Decrease of growth and translation is a general response of plants to diverse stresses as a trade-off to release energy for stress responses. This project addresses a fundamental question of plant research: How is protein translation and meristem activity regulated under mineral-nutrient deficiency? The coordination of these processes is crucial for acclimation responses such as shifts in shoot-to-root-ratio. In the previous proposal we investigated the sulfate assimilation pathway and its specific regulatory mechanisms in Arabidopsis thaliana. We focused on cysteine since it is the central metabolite that coordinates the assimilation of sulfur with that of carbon and nitrogen. The comparison of mutants that are either limited in flux of the sulfur or carbon/nitrogen branch of the pathway leading to cysteine revealed specific sensing mechanisms by the kinases GCN2 (general control non-derepressible 2) and TOR (target of rapamycin). We showed that both contribute independently to control of translation and growth of shoot and root and that plant TOR senses sulfur availability in leaves via down-regulation of glucose-TOR signaling. The TOR regulated network included induction of autophagy and down-regulation of translation and meristematic activity. These findings provide the basis to unravel the integration of different nutritional cues towards coordinated changes in plant growth regulation. The first part of this study we will address the specificity of TOR regulation upon limitation of diverse mineral nutrients. This will allow us to dissect the signals for the induction of the general response to nutrient limitation orchestrated by TOR from the signals controlling the sulfur deficiency specific response. Further emphasis will be given on the upstream signal transduction machinery for the sulfur deficiency-induced regulation of TOR. In the second part of the study we will unravel how TOR regulates downstream processes to achieve acclimation responses. Prime targets of TOR in this respect are the control of the plasticity of the proteome, the recycling of nutrients by autophagy and the ubiquitin/proteasome system, and the cell cycle in response to sulfur availability. Together, these approaches will explain TOR governed processes that are integral for the understanding of the sulfur regulatory network that can be seen as a role model for primary nutrient metabolism.

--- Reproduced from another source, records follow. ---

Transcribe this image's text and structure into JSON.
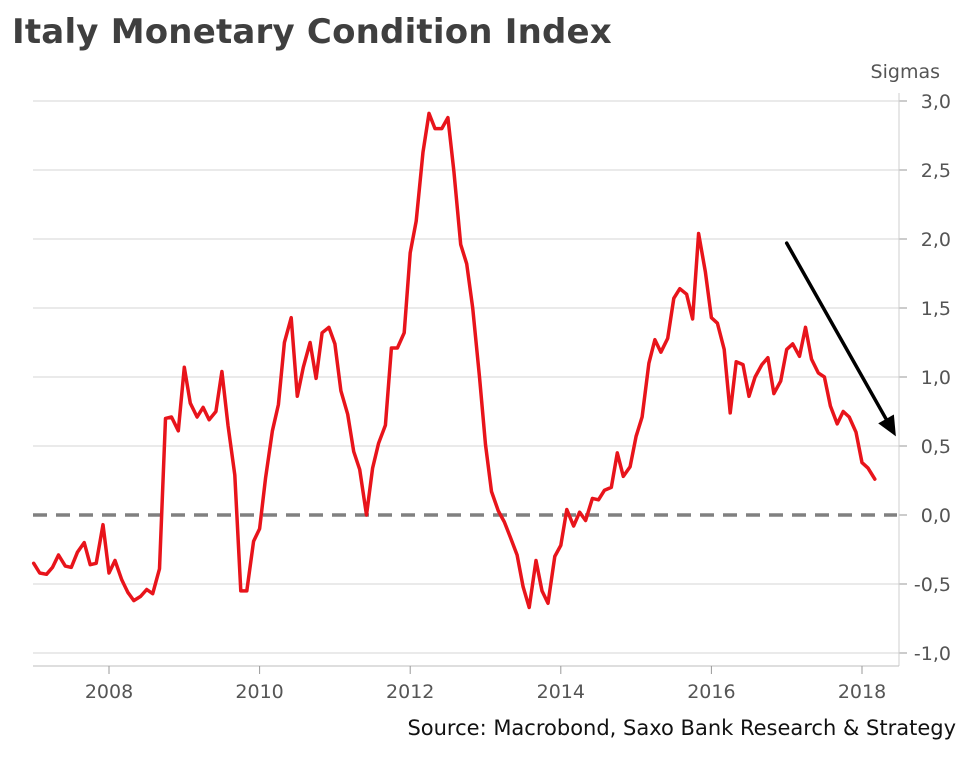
{
  "chart_data": {
    "type": "line",
    "title": "Italy Monetary Condition Index",
    "ylabel": "Sigmas",
    "source": "Source: Macrobond, Saxo Bank Research & Strategy",
    "xlim": [
      2007.0,
      2018.5
    ],
    "ylim": [
      -1.1,
      3.0
    ],
    "x_ticks": [
      2008,
      2010,
      2012,
      2014,
      2016,
      2018
    ],
    "x_tick_labels": [
      "2008",
      "2010",
      "2012",
      "2014",
      "2016",
      "2018"
    ],
    "y_ticks": [
      -1.0,
      -0.5,
      0.0,
      0.5,
      1.0,
      1.5,
      2.0,
      2.5,
      3.0
    ],
    "y_tick_labels": [
      "-1,0",
      "-0,5",
      "0,0",
      "0,5",
      "1,0",
      "1,5",
      "2,0",
      "2,5",
      "3,0"
    ],
    "grid": true,
    "zero_line": {
      "value": 0.0,
      "style": "dashed",
      "color": "#808080"
    },
    "annotation_arrow": {
      "from": [
        2017.0,
        1.97
      ],
      "to": [
        2018.45,
        0.57
      ],
      "color": "#000000"
    },
    "series": [
      {
        "color": "#e8141b",
        "x": [
          2007.0,
          2007.08,
          2007.17,
          2007.25,
          2007.33,
          2007.42,
          2007.5,
          2007.58,
          2007.67,
          2007.75,
          2007.83,
          2007.92,
          2008.0,
          2008.08,
          2008.17,
          2008.25,
          2008.33,
          2008.42,
          2008.5,
          2008.58,
          2008.67,
          2008.75,
          2008.83,
          2008.92,
          2009.0,
          2009.08,
          2009.17,
          2009.25,
          2009.33,
          2009.42,
          2009.5,
          2009.58,
          2009.67,
          2009.75,
          2009.83,
          2009.92,
          2010.0,
          2010.08,
          2010.17,
          2010.25,
          2010.33,
          2010.42,
          2010.5,
          2010.58,
          2010.67,
          2010.75,
          2010.83,
          2010.92,
          2011.0,
          2011.08,
          2011.17,
          2011.25,
          2011.33,
          2011.42,
          2011.5,
          2011.58,
          2011.67,
          2011.75,
          2011.83,
          2011.92,
          2012.0,
          2012.08,
          2012.17,
          2012.25,
          2012.33,
          2012.42,
          2012.5,
          2012.58,
          2012.67,
          2012.75,
          2012.83,
          2012.92,
          2013.0,
          2013.08,
          2013.17,
          2013.25,
          2013.33,
          2013.42,
          2013.5,
          2013.58,
          2013.67,
          2013.75,
          2013.83,
          2013.92,
          2014.0,
          2014.08,
          2014.17,
          2014.25,
          2014.33,
          2014.42,
          2014.5,
          2014.58,
          2014.67,
          2014.75,
          2014.83,
          2014.92,
          2015.0,
          2015.08,
          2015.17,
          2015.25,
          2015.33,
          2015.42,
          2015.5,
          2015.58,
          2015.67,
          2015.75,
          2015.83,
          2015.92,
          2016.0,
          2016.08,
          2016.17,
          2016.25,
          2016.33,
          2016.42,
          2016.5,
          2016.58,
          2016.67,
          2016.75,
          2016.83,
          2016.92,
          2017.0,
          2017.08,
          2017.17,
          2017.25,
          2017.33,
          2017.42,
          2017.5,
          2017.58,
          2017.67,
          2017.75,
          2017.83,
          2017.92,
          2018.0,
          2018.08,
          2018.17
        ],
        "y": [
          -0.35,
          -0.42,
          -0.43,
          -0.38,
          -0.29,
          -0.37,
          -0.38,
          -0.27,
          -0.2,
          -0.36,
          -0.35,
          -0.07,
          -0.42,
          -0.33,
          -0.47,
          -0.56,
          -0.62,
          -0.59,
          -0.54,
          -0.57,
          -0.39,
          0.7,
          0.71,
          0.61,
          1.07,
          0.81,
          0.71,
          0.78,
          0.69,
          0.75,
          1.04,
          0.65,
          0.29,
          -0.55,
          -0.55,
          -0.19,
          -0.1,
          0.27,
          0.61,
          0.8,
          1.25,
          1.43,
          0.86,
          1.07,
          1.25,
          0.99,
          1.32,
          1.36,
          1.24,
          0.9,
          0.73,
          0.46,
          0.33,
          0.0,
          0.34,
          0.52,
          0.65,
          1.21,
          1.21,
          1.32,
          1.9,
          2.13,
          2.63,
          2.91,
          2.8,
          2.8,
          2.88,
          2.49,
          1.96,
          1.82,
          1.5,
          1.0,
          0.51,
          0.17,
          0.03,
          -0.05,
          -0.16,
          -0.29,
          -0.52,
          -0.67,
          -0.33,
          -0.55,
          -0.64,
          -0.3,
          -0.22,
          0.04,
          -0.08,
          0.02,
          -0.04,
          0.12,
          0.11,
          0.18,
          0.2,
          0.45,
          0.28,
          0.35,
          0.57,
          0.71,
          1.1,
          1.27,
          1.18,
          1.28,
          1.57,
          1.64,
          1.6,
          1.42,
          2.04,
          1.76,
          1.43,
          1.39,
          1.2,
          0.74,
          1.11,
          1.09,
          0.86,
          1.0,
          1.09,
          1.14,
          0.88,
          0.97,
          1.2,
          1.24,
          1.15,
          1.36,
          1.13,
          1.03,
          1.0,
          0.79,
          0.66,
          0.75,
          0.71,
          0.6,
          0.38,
          0.34,
          0.26
        ]
      }
    ]
  }
}
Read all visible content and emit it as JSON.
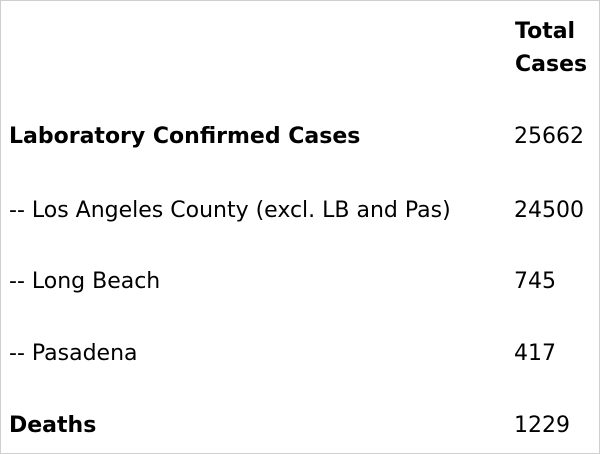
{
  "table": {
    "header": {
      "line1": "Total",
      "line2": "Cases"
    },
    "rows": [
      {
        "label": "Laboratory Confirmed Cases",
        "value": "25662"
      },
      {
        "label": "-- Los Angeles County (excl. LB and Pas)",
        "value": "24500"
      },
      {
        "label": "-- Long Beach",
        "value": "745"
      },
      {
        "label": "-- Pasadena",
        "value": "417"
      },
      {
        "label": "Deaths",
        "value": "1229"
      }
    ]
  }
}
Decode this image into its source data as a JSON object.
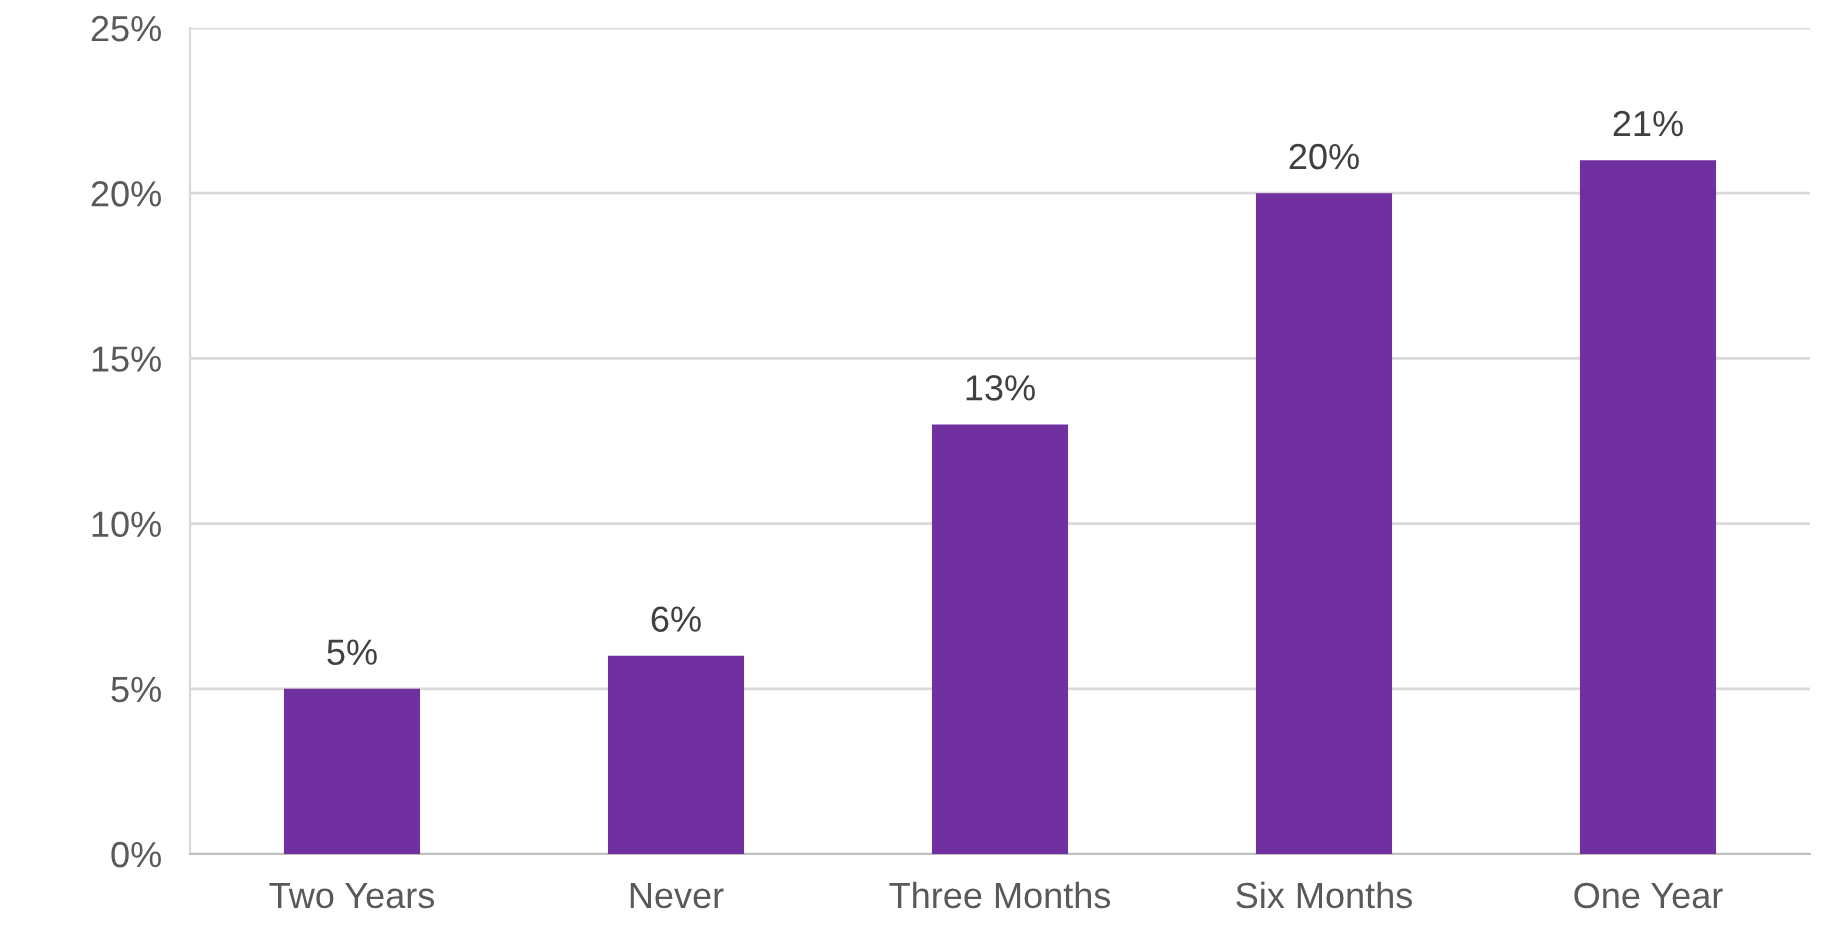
{
  "chart_data": {
    "type": "bar",
    "categories": [
      "Two Years",
      "Never",
      "Three Months",
      "Six Months",
      "One Year"
    ],
    "values": [
      5,
      6,
      13,
      20,
      21
    ],
    "value_labels": [
      "5%",
      "6%",
      "13%",
      "20%",
      "21%"
    ],
    "color": "#7030a0",
    "ylim": [
      0,
      25
    ],
    "yticks": [
      {
        "value": 0,
        "label": "0%"
      },
      {
        "value": 5,
        "label": "5%"
      },
      {
        "value": 10,
        "label": "10%"
      },
      {
        "value": 15,
        "label": "15%"
      },
      {
        "value": 20,
        "label": "20%"
      },
      {
        "value": 25,
        "label": "25%"
      }
    ],
    "grid": "y",
    "legend": false
  }
}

生长和翻译的减少是植物对各种压力的一般反应，作为释放压力反应能量的权衡。该项目解决了植物研究的基本问题：蛋白质翻译和分生组织活动如何在矿物质不足下调节？这些过程的协调对于适应响应（例如射击向根比的变化）至关重要。在先前的提案中，我们研究了拟南芥中硫酸盐同化途径及其特定的调节机制。我们专注于半胱氨酸，因为它是中央代谢产物与硫与碳和氮的同化。对途径的硫或碳/氮分支的限制的突变体的比较揭示了激酶GCN2（通用对照非耐耐压承重2）和TOR（Rapamycin的靶标）的特定感应机制。我们表明，两者都独立地控制了芽和根的翻译和生长，并且该植物通过下调葡萄糖信号传导感知叶子中的硫。 TOR调节的网络包括诱导自噬和翻译和分生活动的下调。这些发现为揭示了不同营养线索的整合，以与植物生长调节的协调变化相结合。本研究的第一部分，我们将在限制各种矿物营养物质的情况下解决TOR调节的特异性。这将使我们能够剖析信号，以诱导TOR从控制硫缺乏症的信号中精心策划的对营养限制的一般反应。将进一步重点放在硫缺乏引起的TOR调控的上游信号转导机械上。在研究的第二部分中，我们将解开TOR如何调节下游过程以实现适应反应。在这方面，TOR的主要目标是控制蛋白质组的可塑性，自噬和泛素/蛋白酶体系统对营养的回收，以及响应硫供应的细胞周期。这些方法将共同解释了对硫磺调节网络不可或缺的过程的控制过程，这些过程可以看作是主要营养代谢的榜样。